Like any breathing Rails developer, I love blogging about performance. I do it all the time. I’ve done it here, here, and quite famously, here.
But one thing I haven’t done is blog about Rails performance from a perspective of experience. But tripling in traffic for a few months in a row has a way of changing that.
So now I’m a real Rails performance guy. Ask me anything about Rails performance, and I’ll tell you to get back to me in a couple months, because this aint’ exactly yellowpages.com that I’m running here. BUT, these are the lessons and facts from our first few months of operation:
- One combined Rails server+Mysql slice at Slicehost is handling about 3000 daily visits and 30,000 daily pageviews (on a highly real time, interactive site) with relative ease. Almost all pageviews less than 2 seconds, most less than 1.

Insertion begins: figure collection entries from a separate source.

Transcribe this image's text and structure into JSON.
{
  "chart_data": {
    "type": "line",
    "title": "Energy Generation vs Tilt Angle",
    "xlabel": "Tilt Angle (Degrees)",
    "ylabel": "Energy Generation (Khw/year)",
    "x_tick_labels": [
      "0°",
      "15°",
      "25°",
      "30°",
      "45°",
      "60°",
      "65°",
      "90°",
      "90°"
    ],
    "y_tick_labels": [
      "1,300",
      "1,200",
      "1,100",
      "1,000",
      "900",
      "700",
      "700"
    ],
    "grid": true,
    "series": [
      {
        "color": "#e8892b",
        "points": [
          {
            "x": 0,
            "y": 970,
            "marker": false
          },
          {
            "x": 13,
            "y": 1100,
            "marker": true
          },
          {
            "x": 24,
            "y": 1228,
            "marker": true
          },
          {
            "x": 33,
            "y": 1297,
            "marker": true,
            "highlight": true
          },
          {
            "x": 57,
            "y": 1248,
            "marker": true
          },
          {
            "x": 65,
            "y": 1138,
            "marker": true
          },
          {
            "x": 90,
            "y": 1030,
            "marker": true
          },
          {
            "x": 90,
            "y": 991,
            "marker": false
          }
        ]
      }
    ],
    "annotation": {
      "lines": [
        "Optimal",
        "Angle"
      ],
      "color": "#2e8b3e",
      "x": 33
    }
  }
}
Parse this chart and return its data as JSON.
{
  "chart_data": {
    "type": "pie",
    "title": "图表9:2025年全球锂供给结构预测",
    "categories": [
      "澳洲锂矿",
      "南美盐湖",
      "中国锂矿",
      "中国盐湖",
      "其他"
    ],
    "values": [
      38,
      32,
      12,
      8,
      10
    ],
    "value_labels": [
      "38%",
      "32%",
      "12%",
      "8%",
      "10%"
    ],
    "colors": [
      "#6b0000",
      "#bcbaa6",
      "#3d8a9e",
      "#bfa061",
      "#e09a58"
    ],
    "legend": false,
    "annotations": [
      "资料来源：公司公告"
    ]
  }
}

- Memcached saves our ass repeatedly
- Full text searching (we’re using Thinking Sphinx) saves our ass repeatedly
- BackgroundRb will ruin your life, cron-scheduled rake tasks will save it
- Database ain’t nothing but a chicken wing with indexing
Now there are five salient observations to take from a growing site, but you notice that it was the last one that I chose to single out in the title of this blog? Why? Because, if I called this entry “Rails Performance Blog,” your eyes would glaze over and you’d wouldn’t be able to read through the hazy glare.
Why else? Because the day I spent indexing our tables was the only time in the history of Bonanzle that I will ever bring forth a sitewide 2x-3x performance increase within about 4 hours time. God damn that was a fantastic day. I spent the second half of it writing airy musings to my girlfriend and anyone who would listen about how much fun web sites are to program. Then I drank beer and went rafting. Those who haven’t indexed their DB lately: don’t you hate me and want to be like me more than you ever have before?
Well, I can’t help you with the former, but the latter, that we can work on.
- Download Query Analyzer
- Delete your development.log file. Start your site in development mode. Go to your slowest page. Open your development.log file in an editor that can automatically update as the file changes.
- Look through the queries your Rails site is making. Any query where the “type” column reads “ALL” is a query on which you are searching every row of your database to satisfy the query. Hundreds of rows? OK, whatever. Thousands of rows? Ouch. Tens of thousands of rows (or more)? Your request might never be heard from again.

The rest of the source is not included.